Flowers make yellow look easy
Digitally altered photograph ©Dale Keiger. The actual tulip didn’t look like this. Well, it did, sort of.

Letter No. 81: Includes gratuitous use of Goethe and probably your first ever encounter with a paragraph that includes mention of both Caligula and Ceninni.

We find from experience that yellow excites a warm and agreeable impression…The eye is gladdened, the heart expanded and cheered, a glow seems at once to breathe toward us. — Goethe

That’s one view. For another, said Degas, “What a horrible thing yellow is.” Well okay then, sourpuss. Though from a certain perspective he had a point.

For centuries, humans have gone to a lot of trouble and risk to produce yellow paint. The ancient Egyptians knew about deriving yellow pigment from the mineral orpiment, as did the Romans, who called it auripigmentum, “gold paint.” People claimed the ghastly emperor Caligula could extract gold from it, but Pliny called bullshit on that one. Paint made from orpiment was indeed yellow but not suited for frescoes and reacted badly with other pigments. But it had a more serious drawback: it consisted of arsenic trisulphide. Ceninno Ceninni warned, “Beware of soiling your mouth with it, lest you suffer personal injury.” Such as death by arsenic poisoning. There was a reason the Romans mined it with slave labor.

Another source of yellow was gamboge. Did I mention going to trouble? For gamboge: 1) Nurture Garcinia trees in Southeast Asia for at least 10 years. 2) Cut deep gouges into their trunks. 3) As it trickles out, catch the sap in hollow bamboo tubes. 4) Wait a year or so for the sap to harden. 5) Shatter the bamboo and crush the rock-hard sap on an anvil with a hammer. 6) Form the resulting powder into small brownish cakes. 7) Sell to painters, who know to add drops of water that transform the cake, which I’ve seen described as “the color of old earwax” (I don’t want to know), into a gloriously yellow paint much favored by J.M.W. Turner.

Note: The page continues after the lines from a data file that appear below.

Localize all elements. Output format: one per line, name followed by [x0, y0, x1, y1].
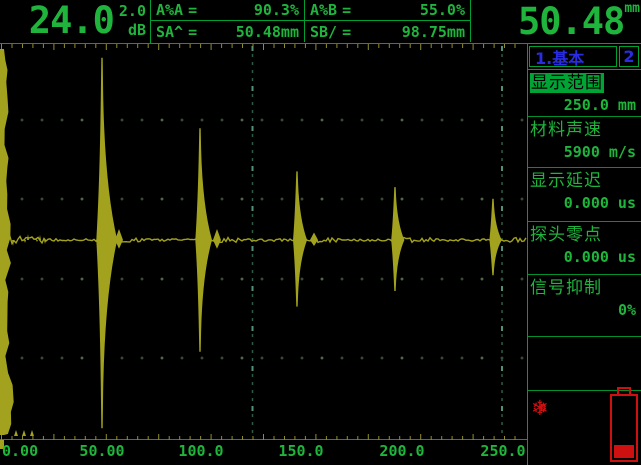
battery-fill	[614, 445, 634, 458]
axis-tick-250: 250.0	[480, 442, 525, 460]
battery-icon	[610, 387, 638, 462]
battery-body	[610, 394, 638, 462]
meas-cell-sa: SA^ = 50.48mm	[151, 21, 305, 42]
axis-tick-150: 150.0	[278, 442, 323, 460]
sidebar-item-probe-zero[interactable]: 探头零点 0.000 us	[528, 222, 641, 275]
rejection-value: 0%	[530, 301, 639, 319]
tab-page-2[interactable]: 2	[619, 46, 639, 67]
primary-reading: 50.48 mm	[471, 0, 641, 43]
edge-ticks	[2, 44, 516, 440]
meas-cell-sb: SB/ = 98.75mm	[305, 21, 471, 42]
display-range-label: 显示范围	[530, 73, 604, 93]
material-velocity-value: 5900 m/s	[530, 143, 639, 161]
baseline-trace	[0, 234, 526, 436]
axis-tick-0: 0.00	[2, 442, 38, 460]
sidebar-item-rejection[interactable]: 信号抑制 0%	[528, 275, 641, 337]
axis-tick-50: 50.00	[79, 442, 124, 460]
sidebar-item-display-delay[interactable]: 显示延迟 0.000 us	[528, 168, 641, 222]
display-delay-value: 0.000 us	[530, 194, 639, 212]
meas-cell-a-percent-b: A%B = 55.0%	[305, 0, 471, 21]
material-velocity-label: 材料声速	[530, 120, 639, 141]
gain-unit: dB	[128, 21, 146, 40]
waveform-svg	[0, 44, 527, 440]
primary-reading-value: 50.48	[518, 0, 624, 43]
gain-readout: 24.0 2.0 dB	[0, 0, 150, 43]
axis-tick-100: 100.0	[178, 442, 223, 460]
menu-tab-bar: 1.基本 2	[528, 44, 641, 70]
meas-cell-a-percent-a: A%A = 90.3%	[151, 0, 305, 21]
gain-step: 2.0	[119, 2, 146, 21]
x-axis: 0.00 50.00 100.0 150.0 200.0 250.0	[0, 440, 527, 464]
top-status-bar: 24.0 2.0 dB A%A = 90.3% A%B = 55.0% SA^ …	[0, 0, 641, 44]
measurement-table: A%A = 90.3% A%B = 55.0% SA^ = 50.48mm SB…	[150, 0, 471, 43]
sidebar-item-display-range[interactable]: 显示范围 250.0 mm	[528, 70, 641, 117]
probe-zero-label: 探头零点	[530, 225, 639, 246]
ascan-plot	[0, 44, 527, 440]
freeze-icon: ❄ B	[531, 395, 559, 423]
freeze-letter: B	[540, 403, 546, 414]
probe-zero-value: 0.000 us	[530, 248, 639, 266]
display-delay-label: 显示延迟	[530, 171, 639, 192]
display-range-value: 250.0 mm	[530, 96, 639, 114]
echo-group	[96, 58, 502, 429]
menu-sidebar: 1.基本 2 显示范围 250.0 mm 材料声速 5900 m/s 显示延迟 …	[527, 44, 641, 465]
sidebar-item-material-velocity[interactable]: 材料声速 5900 m/s	[528, 117, 641, 168]
gain-value: 24.0	[29, 0, 114, 42]
axis-tick-200: 200.0	[379, 442, 424, 460]
tab-basic[interactable]: 1.基本	[529, 46, 617, 67]
flaw-detector-screen: 24.0 2.0 dB A%A = 90.3% A%B = 55.0% SA^ …	[0, 0, 641, 465]
status-icon-area: ❄ B	[528, 391, 641, 465]
battery-terminal	[617, 387, 631, 394]
rejection-label: 信号抑制	[530, 278, 639, 299]
primary-reading-unit: mm	[624, 1, 640, 16]
sidebar-empty-slot	[528, 337, 641, 391]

Peter Paul Rubens made good use of lead tin yellow. Want some of your own? Take three parts lead monoxide, add one part tin dioxide, and heat to between 1,200 and 1,470 degrees Fahrenheit. The cooler temperatures in the range produce a color more ruddy; if you want something nice and lemony, turn up the fire. Maybe do this outside the house.

Illuminating a manuscript and want to use a nice Persian yellow? Handpick 8,000 Crocus sativus blossoms, then pluck their stigmas. The 8,000 stigmas produce 100 grams of saffron threads—about 3.5 ounces—from which to distill your color, which tends toward the orange end of yellow’s range. Mix it with glair, a binder derived from egg whites, and you get a fine rich yellow, though.

All this labor to do what a tulip does simply by synthesizing carotene, without resort to grinding implements, extreme heat, slave labor, or egg whites. Flowers are the damnedest things.


Sources for esoteric knowledge of paint-making: Chromatopia: An Illustrated History of Color by David Coles, Bright Earth: Art and the Invention of Color by Phillip Ball, and The Secret Lives of Color by Kassia St. Clair.